To better organize our maker community, my team and I created documentation so that others could replicate our “small batch production plant” as well. This included information on how to set up and manage these facilities, as well as distribution of copies of the production tracking & optimization systems we had created. Before long we had established our first “satellite site” at a local high school. Working closely with the school’s staff, I helped stand up their operation and integrate them into our production tracking and distribution system. Several members of our maker community who only had access to 3D printing equipment on an individual scale were also connected with our central production & distribution system. These individual makers would produce components and send them to us in Seattle for QA testing, assembly, and distribution.
We soon realized that even these coordinated efforts could not produce the quantity of respirators required because of the limited scale nature of 3D printing and began adapting the design to be manufacturable via injection molding. This effort resulted in the final Maker Mask Radius, injection molded out of silicone and HDPE, with a successful initial manufacturing run of 5000 units.

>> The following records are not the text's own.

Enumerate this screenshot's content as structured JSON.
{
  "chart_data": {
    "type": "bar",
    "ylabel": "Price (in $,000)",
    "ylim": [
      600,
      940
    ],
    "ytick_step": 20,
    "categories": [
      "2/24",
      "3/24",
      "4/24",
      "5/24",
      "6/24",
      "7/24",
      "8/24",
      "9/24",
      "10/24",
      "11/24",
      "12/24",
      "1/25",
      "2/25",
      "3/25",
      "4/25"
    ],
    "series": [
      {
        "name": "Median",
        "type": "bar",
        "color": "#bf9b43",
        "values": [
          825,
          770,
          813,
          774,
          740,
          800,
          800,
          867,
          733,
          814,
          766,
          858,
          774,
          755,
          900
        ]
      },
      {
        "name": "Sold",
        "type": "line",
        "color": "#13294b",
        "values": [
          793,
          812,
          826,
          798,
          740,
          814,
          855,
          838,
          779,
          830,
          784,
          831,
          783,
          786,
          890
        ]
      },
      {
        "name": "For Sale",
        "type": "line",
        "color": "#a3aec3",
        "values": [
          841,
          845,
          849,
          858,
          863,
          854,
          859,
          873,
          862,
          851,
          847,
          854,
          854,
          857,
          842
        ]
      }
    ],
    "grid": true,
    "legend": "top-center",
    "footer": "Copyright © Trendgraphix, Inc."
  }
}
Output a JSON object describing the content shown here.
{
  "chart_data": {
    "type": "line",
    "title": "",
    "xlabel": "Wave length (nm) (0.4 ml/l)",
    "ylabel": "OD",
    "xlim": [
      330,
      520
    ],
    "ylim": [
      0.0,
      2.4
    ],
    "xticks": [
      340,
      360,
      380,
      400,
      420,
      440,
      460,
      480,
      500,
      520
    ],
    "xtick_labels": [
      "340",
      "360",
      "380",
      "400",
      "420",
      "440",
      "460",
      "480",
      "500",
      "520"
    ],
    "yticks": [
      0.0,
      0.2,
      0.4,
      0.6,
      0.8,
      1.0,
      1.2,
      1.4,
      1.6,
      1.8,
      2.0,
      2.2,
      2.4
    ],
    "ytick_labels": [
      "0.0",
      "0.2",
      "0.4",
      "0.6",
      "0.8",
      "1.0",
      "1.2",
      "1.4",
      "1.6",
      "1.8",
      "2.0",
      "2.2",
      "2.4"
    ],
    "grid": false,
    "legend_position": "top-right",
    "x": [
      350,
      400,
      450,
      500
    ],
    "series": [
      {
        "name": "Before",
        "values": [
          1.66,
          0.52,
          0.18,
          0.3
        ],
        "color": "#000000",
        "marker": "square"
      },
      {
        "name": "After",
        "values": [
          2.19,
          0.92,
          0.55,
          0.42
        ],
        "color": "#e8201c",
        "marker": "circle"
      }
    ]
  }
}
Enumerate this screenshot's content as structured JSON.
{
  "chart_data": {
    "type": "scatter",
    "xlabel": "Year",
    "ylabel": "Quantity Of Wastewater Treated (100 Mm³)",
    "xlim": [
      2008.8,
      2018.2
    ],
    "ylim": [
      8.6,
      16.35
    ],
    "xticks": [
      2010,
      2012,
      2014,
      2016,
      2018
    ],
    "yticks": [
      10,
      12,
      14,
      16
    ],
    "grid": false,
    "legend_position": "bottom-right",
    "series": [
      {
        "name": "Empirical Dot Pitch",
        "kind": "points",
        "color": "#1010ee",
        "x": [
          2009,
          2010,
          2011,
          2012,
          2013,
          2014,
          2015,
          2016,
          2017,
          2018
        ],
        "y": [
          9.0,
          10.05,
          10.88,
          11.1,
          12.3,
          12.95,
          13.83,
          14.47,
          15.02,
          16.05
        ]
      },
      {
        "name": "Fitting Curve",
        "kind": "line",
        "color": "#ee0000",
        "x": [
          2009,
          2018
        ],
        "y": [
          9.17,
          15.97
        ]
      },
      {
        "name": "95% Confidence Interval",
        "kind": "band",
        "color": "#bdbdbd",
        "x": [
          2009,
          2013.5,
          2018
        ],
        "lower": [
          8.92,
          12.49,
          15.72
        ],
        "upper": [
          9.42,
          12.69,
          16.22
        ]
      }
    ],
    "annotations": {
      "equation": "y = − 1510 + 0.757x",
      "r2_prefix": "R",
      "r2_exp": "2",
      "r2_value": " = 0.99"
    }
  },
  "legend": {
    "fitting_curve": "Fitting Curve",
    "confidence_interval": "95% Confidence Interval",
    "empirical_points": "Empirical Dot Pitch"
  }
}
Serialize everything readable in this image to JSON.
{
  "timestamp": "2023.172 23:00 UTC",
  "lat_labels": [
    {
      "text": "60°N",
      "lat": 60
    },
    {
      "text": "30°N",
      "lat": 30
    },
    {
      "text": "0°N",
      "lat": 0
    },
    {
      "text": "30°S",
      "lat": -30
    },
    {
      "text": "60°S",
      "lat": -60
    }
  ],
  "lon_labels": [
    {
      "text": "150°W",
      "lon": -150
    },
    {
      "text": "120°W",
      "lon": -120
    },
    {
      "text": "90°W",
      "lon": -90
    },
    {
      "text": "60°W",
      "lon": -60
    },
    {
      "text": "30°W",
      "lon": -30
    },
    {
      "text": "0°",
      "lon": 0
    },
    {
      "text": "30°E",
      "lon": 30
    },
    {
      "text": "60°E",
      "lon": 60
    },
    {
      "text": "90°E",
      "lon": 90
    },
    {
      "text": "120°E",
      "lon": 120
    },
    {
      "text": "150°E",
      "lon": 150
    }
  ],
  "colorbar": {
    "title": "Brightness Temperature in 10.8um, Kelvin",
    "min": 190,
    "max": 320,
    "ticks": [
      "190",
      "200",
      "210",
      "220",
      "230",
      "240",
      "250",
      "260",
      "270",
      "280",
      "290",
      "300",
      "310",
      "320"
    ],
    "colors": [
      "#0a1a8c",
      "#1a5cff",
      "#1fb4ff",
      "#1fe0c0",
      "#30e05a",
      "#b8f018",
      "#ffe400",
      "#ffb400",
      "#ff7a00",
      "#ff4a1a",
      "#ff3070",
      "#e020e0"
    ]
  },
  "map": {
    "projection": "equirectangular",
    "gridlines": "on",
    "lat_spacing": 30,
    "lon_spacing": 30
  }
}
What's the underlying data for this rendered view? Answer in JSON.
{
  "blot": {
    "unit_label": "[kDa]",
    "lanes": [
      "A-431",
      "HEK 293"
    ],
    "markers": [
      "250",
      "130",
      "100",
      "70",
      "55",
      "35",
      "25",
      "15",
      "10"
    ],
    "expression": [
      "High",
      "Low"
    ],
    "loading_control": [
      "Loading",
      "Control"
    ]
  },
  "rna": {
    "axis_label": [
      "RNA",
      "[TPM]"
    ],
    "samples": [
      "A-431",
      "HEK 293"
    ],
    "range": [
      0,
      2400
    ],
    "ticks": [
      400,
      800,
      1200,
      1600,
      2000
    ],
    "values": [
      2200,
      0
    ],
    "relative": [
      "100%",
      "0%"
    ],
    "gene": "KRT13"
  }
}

Going beyond the Maker Mask
As the acute need for PPE in the US began to diminish, we turned our attention to other ways of helping address the pandemic. One of our major projects in this space were the development of a low cost, easily serviceable ventilator for use in field clinics in parts of the world without access to expensive ventilators or reliable maintenance. For this project myself and our chief engineer worked to convert a DC motor taken from a hoverboard into the driver for an Ambu bag. The system was designed to provide consistent airflow to the patient and with adjustable flowrate & input pressure, as well as the option for supplemental oxygen. This involved firmware programming in Arduino, design and selection the ventilator’s chipset, 3D printing of its mechanical components, and cost & logistics analysis. Though we produced two working prototypes, we ultimately decided that raising the capital to scale the project and forming the partnership needed to deploy the ventilator to overseas locations would be prohibitively difficult for our small organization. None the less, it was a fantastic and fun design experience design and a good, hands-on case study in trying to bring a product to market
At around the same time as we were working on the ventilator, we were approached by Dr. Douglas Backous, an Ear Nose & Throat otolaryngologist affiliated with Seattle’s Swedish Medical Center. He explained that surgeons performing sinus surgery had significantly higher rates of covid infection than their peers, and that this was largely because there existed no good way to contain particulate from the patient during these procedures. Dr. Backous explained that while covid may eventually fade away, it revealed a need for a paradigm shift in this space. Never again would it be sufficient to just protect the patient from the world, going forward the world also needed to be protected from the patient. Working closely with Dr. Backous, we developed a version of our Maker Mask Radius that is suitable for containment of particulate during laparoscopic surgery. Production of 2000 units of the initial prototype is currently underway, with field trails set to start in 2022 and a patent pending.